What we pay for water depends on where we live. County residents are charged one price. County residents who get their water from cities are charged another. Each city has its own schedule of fees.
Many of those entities do have one thing in common, however — they're raising the water rates.
Pinellas Park, for example, wants to hike the cost of water, sewer and reclaimed water by 9 percent. The City Council has tentatively approved the increase, which comes up for a final vote on Thursday. If the increases pass, they will take effect Oct. 1.
Pinellas Park has a so-called tier system of billing. That means the city charges one rate for zero to 8,000 gallons of water each month and then changes the rate for the next tier and so on. But, in the first tier, in-city residential rates are currently $5.31 per thousand gallons of water. If the rate increase is passed, that would go up to $5.79. The city has a minimum usage charge of $15.93, which basically bills low-use consumers for 3,000 gallons even if they use less. If the rate increase passes, the monthly minimum would jump to $17.37.
Residents who live in unincorporated Pinellas but get their water from Pinellas Park would see their bills go from $6.64 per thousand gallons of water each month in the first tier to $7.24 per thousand. Their minimum bill would increase from $19.91 to $21.71, The city adds a 25 percent surcharge for providing water to people who do not live within the city limits.
The surcharge is legal, said Tom Crandall, director of Pinellas County Utilities. But it's not mandatory that cities charge it.
"They could choose not to," Crandall said.
Indian Rocks Beach commissioners last month voted to raise sewer fees by 60 percent from $23.72 to $37.95 each month. More increases are expected over the next few years.

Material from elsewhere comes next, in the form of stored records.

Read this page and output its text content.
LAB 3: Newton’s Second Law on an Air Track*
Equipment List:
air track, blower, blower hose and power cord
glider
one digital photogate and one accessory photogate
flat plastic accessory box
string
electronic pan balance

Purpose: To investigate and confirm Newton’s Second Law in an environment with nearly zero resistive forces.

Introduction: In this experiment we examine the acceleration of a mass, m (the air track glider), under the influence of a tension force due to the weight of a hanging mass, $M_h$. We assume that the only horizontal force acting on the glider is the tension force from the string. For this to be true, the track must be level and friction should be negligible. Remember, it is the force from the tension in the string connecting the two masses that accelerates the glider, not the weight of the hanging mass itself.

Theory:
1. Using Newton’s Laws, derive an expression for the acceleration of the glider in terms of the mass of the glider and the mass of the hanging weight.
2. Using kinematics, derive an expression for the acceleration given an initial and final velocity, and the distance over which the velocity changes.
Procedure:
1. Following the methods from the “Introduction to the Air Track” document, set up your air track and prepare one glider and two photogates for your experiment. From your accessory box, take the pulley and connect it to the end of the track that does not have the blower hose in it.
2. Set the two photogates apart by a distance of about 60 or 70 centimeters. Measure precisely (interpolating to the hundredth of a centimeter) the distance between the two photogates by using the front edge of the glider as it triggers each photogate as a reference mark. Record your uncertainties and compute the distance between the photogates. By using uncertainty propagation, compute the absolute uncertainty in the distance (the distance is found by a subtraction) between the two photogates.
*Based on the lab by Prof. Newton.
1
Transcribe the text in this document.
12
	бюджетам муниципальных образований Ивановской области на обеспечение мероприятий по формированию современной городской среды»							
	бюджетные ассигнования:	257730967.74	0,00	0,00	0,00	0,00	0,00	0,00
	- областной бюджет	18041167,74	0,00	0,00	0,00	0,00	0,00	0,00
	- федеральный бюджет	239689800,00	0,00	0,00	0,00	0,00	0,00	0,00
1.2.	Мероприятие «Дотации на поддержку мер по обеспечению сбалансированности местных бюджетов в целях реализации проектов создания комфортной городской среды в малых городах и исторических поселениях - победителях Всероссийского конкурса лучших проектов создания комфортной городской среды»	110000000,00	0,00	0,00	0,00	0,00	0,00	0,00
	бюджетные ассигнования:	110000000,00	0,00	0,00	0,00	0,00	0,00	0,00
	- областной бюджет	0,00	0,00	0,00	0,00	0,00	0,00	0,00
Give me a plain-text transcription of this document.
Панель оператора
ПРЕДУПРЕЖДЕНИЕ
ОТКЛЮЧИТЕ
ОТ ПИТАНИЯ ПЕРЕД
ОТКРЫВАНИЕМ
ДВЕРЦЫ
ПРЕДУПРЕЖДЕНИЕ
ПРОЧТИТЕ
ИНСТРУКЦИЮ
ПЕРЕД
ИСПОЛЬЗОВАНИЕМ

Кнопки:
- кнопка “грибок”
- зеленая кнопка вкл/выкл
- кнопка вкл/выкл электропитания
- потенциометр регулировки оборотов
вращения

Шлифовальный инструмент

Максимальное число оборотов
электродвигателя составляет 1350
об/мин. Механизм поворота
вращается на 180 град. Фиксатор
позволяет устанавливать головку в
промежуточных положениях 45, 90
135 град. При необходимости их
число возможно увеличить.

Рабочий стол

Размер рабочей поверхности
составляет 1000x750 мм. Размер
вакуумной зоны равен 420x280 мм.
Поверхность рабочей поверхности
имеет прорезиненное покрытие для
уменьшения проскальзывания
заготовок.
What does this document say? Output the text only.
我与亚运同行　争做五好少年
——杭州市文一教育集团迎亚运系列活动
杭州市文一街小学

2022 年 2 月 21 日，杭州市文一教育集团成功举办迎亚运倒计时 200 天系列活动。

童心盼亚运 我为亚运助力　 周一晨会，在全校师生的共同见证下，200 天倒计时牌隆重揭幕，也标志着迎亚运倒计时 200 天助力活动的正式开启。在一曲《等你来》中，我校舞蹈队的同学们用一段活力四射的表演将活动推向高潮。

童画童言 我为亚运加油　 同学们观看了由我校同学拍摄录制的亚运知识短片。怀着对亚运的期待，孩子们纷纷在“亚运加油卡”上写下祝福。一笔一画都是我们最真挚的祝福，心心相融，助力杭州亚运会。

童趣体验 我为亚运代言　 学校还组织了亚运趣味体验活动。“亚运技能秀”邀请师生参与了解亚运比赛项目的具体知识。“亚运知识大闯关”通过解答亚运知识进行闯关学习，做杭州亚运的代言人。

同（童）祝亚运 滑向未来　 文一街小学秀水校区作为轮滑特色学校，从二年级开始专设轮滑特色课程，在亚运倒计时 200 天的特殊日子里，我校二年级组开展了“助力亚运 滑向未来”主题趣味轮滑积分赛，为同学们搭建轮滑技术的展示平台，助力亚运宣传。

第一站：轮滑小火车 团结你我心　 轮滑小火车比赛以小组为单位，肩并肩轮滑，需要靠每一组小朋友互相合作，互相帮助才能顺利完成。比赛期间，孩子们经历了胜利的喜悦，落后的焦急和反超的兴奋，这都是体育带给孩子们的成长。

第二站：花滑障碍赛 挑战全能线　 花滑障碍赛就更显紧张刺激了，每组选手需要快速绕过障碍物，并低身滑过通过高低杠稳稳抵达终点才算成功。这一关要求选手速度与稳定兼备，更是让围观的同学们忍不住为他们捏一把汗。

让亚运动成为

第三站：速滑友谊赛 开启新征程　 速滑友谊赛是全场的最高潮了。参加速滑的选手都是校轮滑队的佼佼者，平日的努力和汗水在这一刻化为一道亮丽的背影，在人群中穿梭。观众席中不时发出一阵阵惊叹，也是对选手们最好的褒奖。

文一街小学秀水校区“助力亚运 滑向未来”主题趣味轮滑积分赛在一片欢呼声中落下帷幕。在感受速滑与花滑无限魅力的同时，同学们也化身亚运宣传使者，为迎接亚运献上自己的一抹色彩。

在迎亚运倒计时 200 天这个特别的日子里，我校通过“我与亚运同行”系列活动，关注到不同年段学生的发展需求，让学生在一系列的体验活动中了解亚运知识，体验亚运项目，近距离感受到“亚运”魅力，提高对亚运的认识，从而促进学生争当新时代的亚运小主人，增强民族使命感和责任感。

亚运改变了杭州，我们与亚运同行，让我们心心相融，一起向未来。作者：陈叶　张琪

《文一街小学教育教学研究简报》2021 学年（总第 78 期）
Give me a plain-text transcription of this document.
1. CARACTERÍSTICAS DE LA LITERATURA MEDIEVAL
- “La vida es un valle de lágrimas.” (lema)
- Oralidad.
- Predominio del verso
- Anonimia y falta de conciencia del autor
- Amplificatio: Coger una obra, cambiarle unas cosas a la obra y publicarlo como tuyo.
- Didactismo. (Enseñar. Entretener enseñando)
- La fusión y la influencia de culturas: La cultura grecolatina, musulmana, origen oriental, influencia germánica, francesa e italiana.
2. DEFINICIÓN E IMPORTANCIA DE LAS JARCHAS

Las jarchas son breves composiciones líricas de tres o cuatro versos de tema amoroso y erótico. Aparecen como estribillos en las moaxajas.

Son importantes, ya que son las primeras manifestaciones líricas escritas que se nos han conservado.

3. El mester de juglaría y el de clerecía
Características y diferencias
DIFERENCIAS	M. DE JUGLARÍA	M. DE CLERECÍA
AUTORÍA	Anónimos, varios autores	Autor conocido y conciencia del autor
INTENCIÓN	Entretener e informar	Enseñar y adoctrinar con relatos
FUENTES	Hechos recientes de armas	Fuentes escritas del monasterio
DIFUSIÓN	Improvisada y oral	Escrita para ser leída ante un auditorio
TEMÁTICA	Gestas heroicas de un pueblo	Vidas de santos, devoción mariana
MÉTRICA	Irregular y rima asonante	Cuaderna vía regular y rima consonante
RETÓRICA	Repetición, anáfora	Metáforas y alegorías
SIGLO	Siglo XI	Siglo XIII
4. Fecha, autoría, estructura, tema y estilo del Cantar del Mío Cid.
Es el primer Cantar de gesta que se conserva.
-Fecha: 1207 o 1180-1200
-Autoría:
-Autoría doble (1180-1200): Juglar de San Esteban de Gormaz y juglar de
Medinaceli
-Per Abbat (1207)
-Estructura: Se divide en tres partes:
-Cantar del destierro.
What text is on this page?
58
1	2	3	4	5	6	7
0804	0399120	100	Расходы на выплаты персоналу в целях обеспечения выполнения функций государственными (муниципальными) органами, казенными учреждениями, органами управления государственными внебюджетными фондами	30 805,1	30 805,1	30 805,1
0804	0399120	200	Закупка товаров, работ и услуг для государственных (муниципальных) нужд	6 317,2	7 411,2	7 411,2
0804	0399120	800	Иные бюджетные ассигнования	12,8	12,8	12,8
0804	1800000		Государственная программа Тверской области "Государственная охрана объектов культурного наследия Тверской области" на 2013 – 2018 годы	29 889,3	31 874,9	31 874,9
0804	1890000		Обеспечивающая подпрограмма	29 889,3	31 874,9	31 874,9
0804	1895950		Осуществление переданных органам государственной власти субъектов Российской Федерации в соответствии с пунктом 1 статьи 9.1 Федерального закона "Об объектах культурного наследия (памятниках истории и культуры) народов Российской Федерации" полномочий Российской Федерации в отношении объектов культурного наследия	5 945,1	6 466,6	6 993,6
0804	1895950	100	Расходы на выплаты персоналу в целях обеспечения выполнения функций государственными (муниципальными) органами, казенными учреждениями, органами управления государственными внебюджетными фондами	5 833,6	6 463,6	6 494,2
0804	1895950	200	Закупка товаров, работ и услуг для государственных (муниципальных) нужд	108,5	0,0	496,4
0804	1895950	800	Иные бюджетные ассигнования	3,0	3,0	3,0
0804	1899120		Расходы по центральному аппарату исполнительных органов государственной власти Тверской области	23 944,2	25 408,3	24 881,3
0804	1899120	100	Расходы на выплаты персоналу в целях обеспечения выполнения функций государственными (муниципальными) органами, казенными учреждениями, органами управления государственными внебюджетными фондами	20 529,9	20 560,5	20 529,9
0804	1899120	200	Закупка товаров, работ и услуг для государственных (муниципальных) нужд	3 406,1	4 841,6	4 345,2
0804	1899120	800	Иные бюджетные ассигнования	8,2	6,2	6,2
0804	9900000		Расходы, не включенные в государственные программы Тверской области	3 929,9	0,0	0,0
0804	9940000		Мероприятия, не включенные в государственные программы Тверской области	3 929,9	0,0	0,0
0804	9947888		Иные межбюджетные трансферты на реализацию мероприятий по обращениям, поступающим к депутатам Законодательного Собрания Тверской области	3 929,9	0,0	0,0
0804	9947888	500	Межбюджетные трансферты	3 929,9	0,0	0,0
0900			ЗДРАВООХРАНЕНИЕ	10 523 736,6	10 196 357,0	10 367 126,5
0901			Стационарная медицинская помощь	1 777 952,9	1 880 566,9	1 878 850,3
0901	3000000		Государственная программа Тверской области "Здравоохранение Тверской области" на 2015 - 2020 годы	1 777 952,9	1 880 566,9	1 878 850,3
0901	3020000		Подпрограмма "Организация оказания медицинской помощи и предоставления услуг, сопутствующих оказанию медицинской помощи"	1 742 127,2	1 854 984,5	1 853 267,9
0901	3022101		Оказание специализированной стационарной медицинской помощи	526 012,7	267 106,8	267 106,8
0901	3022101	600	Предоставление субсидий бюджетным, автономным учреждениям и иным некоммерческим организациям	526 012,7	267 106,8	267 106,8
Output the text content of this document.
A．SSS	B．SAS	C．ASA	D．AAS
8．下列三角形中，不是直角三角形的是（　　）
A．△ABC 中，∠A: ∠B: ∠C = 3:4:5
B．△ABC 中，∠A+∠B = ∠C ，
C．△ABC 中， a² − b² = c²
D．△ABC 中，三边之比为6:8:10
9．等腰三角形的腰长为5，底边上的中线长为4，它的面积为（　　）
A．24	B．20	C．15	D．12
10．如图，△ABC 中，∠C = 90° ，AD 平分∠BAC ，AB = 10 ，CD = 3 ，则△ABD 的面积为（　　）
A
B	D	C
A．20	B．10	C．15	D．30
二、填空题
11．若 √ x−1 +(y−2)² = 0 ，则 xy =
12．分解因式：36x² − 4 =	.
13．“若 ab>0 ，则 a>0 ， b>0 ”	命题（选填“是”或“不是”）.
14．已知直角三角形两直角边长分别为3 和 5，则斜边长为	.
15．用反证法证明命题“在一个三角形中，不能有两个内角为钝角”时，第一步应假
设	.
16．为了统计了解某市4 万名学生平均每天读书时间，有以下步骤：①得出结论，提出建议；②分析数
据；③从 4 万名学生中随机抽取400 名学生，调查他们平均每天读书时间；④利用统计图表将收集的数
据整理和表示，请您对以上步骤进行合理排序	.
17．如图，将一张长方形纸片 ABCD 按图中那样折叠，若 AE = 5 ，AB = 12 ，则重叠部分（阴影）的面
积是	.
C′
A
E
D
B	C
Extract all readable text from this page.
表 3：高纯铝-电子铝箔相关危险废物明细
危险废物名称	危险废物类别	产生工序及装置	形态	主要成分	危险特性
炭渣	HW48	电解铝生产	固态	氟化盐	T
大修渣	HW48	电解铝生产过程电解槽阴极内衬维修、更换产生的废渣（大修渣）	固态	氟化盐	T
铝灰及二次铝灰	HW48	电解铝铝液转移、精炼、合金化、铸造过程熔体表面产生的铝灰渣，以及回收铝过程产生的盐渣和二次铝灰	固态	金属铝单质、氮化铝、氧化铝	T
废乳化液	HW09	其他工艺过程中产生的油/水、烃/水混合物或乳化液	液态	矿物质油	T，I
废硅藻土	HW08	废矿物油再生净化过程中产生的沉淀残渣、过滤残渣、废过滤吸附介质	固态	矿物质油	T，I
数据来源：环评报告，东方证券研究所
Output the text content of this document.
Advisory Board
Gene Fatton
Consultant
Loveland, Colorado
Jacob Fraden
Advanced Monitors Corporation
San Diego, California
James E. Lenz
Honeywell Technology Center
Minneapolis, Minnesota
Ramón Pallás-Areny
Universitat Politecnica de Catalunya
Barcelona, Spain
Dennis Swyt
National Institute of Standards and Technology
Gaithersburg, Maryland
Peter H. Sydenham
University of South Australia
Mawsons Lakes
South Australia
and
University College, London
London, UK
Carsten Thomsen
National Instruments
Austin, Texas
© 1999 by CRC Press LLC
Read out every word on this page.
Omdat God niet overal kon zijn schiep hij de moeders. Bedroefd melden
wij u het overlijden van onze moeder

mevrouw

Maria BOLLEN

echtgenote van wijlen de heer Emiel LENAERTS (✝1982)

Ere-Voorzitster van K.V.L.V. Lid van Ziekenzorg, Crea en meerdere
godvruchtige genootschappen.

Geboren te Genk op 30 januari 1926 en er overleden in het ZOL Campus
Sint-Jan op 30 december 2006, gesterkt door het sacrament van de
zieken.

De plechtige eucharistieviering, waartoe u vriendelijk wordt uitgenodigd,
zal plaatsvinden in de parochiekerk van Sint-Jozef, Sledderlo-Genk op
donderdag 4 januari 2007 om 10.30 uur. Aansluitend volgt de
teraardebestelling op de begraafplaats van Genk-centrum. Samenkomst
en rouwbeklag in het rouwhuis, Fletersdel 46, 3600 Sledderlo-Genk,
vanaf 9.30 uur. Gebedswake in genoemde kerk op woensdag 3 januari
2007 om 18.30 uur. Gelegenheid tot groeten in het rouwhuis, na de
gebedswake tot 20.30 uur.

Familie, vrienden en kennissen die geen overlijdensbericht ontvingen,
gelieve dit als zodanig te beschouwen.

Pinellas County is also upping the rates it charges customers. Water rates will go from $4.16 per thousand gallons per month to $4.28 per thousand gallons, which is about a 3 percent increase. There is a $6 minimum fee tacked onto each bill.
Pinellas Park is blaming those county increases for its 9 percent jump in water rates. But the city's argument was a bit murky. In backup documents before last month's preliminary vote, officials said the 9 percent increase was caused by a 3 percent hike in the county's charges. Then, at the meeting, officials explained that the county increase was really 6 percent — a 3 percent hike in February and the upcoming 3 percent hike on Oct. 1. So that 6 percent was a pass-through billing to residents. The additional 3 percent making the total 9 percent increase is to make sure the city has enough money to back bonds it sold to improve the water/sewer/reclaimed water system.
If the city did not increase the rates, Pinellas Park could lose its high bond rating and the bonds might be called, forcing the city to pay them off immediately.
That argument did not convince at least one Pinellas Park resident. Joe Thielbar, who protested the rate increase at last month's meeting, said he still opposes the 9 percent jump in the rate.
"The people of this community are facing severe economic pressures right now, therefore, the timeliness of the proposed rate increase should be considered," Thielbar said. "The 3 percent increase in the wholesale cost of potable water does not justify the 9 percent across-the-board rate increase in utility services."
Thielbar also questions the wisdom of having a city-run water system. The system, he said, should be turned over to the county, which can run it more efficiently and for a lower cost.
"The utility itself does not serve the public good," Thielbar said. "It functions as a merchant and simply buys at wholesale and sells at retail. Its services could easily be provided by the county. If the county took over, the size of government would be reduced, utility customer billings would go down, and the proposed utility rate increase would not be needed."
Mayor Bill Mischler and other City Council members, however, said city's utilities department gives better service than Pinellas County would. Besides, they doubted Pinellas County would want to take over the city's system.
Crandall, the county utilities director, said Pinellas Park would first have to offer the system to the county. Then, the county would have to consider whether it would want to take over the system.